Powrót na stałe do domu i rodziny po ponad pół roku był kolejnym kamieniem milowym dla prawego obrońcy: – Ten okres dał nam więcej emocjonalnych momentów, niż mieliśmy przez całe życie, więc dla mnie, aby móc wrócić do domu i zobaczyć ich, a oni mnie, to było dla mnie czyste szczęście. Było wiele łez, uścisków.

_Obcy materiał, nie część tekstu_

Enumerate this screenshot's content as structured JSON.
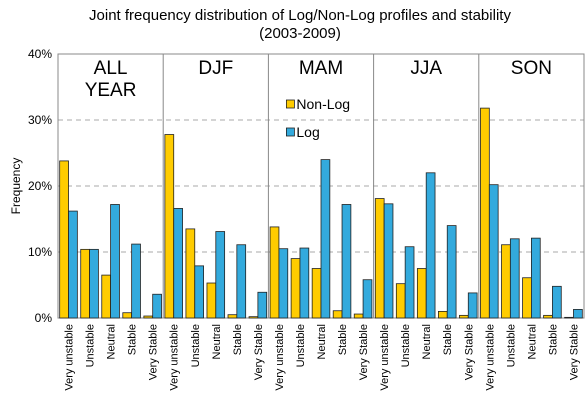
{
  "chart_data": {
    "type": "bar",
    "title": "Joint frequency distribution of Log/Non-Log profiles and stability",
    "subtitle": "(2003-2009)",
    "ylabel": "Frequency",
    "panels": [
      "ALL YEAR",
      "DJF",
      "MAM",
      "JJA",
      "SON"
    ],
    "categories": [
      "Very unstable",
      "Unstable",
      "Neutral",
      "Stable",
      "Very Stable"
    ],
    "series": [
      {
        "name": "Non-Log",
        "color": "#ffcc00",
        "values": [
          [
            23.8,
            10.4,
            6.5,
            0.8,
            0.3
          ],
          [
            27.8,
            13.5,
            5.3,
            0.5,
            0.2
          ],
          [
            13.8,
            9.0,
            7.5,
            1.1,
            0.6
          ],
          [
            18.1,
            5.2,
            7.5,
            1.0,
            0.4
          ],
          [
            31.8,
            11.1,
            6.1,
            0.4,
            0.1
          ]
        ]
      },
      {
        "name": "Log",
        "color": "#33aadd",
        "values": [
          [
            16.2,
            10.4,
            17.2,
            11.2,
            3.6
          ],
          [
            16.6,
            7.9,
            13.1,
            11.1,
            3.9
          ],
          [
            10.5,
            10.6,
            24.0,
            17.2,
            5.8
          ],
          [
            17.3,
            10.8,
            22.0,
            14.0,
            3.8
          ],
          [
            20.2,
            12.0,
            12.1,
            4.8,
            1.3
          ]
        ]
      }
    ],
    "ylim": [
      0,
      40
    ],
    "yticks": [
      {
        "value": 0,
        "label": "0%"
      },
      {
        "value": 10,
        "label": "10%"
      },
      {
        "value": 20,
        "label": "20%"
      },
      {
        "value": 30,
        "label": "30%"
      },
      {
        "value": 40,
        "label": "40%"
      }
    ],
    "grid": true
  }
}
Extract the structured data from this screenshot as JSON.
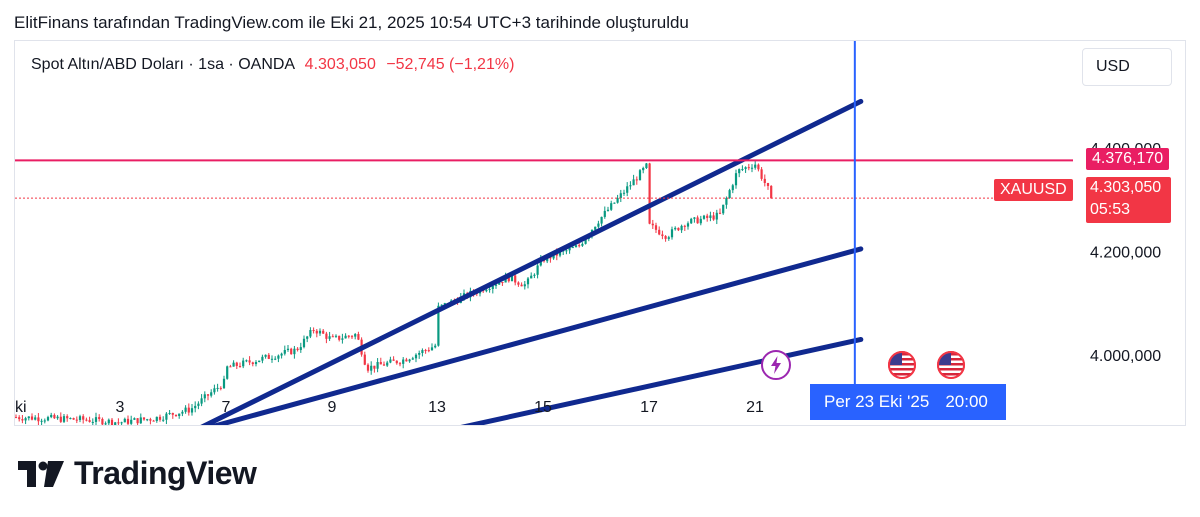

Kiedy twoim jedynym celem przez kilkanaście miesięcy jest zobaczyć, kiedy jest to jedyna rzecz, o której myślisz – to było niesamowite uczucie.
Wydawało się, że przykry wypadek zakończy karierę reprezentanta Norwegii. Tak się jednak nie stało – piłkarz nie poddał się, odzyskał wzrok i chęć do gry. Elabdellaoui został ponownie włączony do kadry Galatasaray na początku stycznia tego roku. Będzie grał w specjalistycznych okularach i soczewkach kontaktowych.
– Kiedy wrócił do gry podczas sparingu, był to bardzo emocjonalny moment. Wszyscy zawodnicy płakali i ściskali się – mówi dr Yener z Galatasaray, który zezwolił Norwegowi na grę.
W sobotę, w meczu z Kayserispor, Elabdellaoui ma zasiąść na ławce rezerwowych i być może powróci na murawę w oficjalnym meczu po ponad roku przerwy.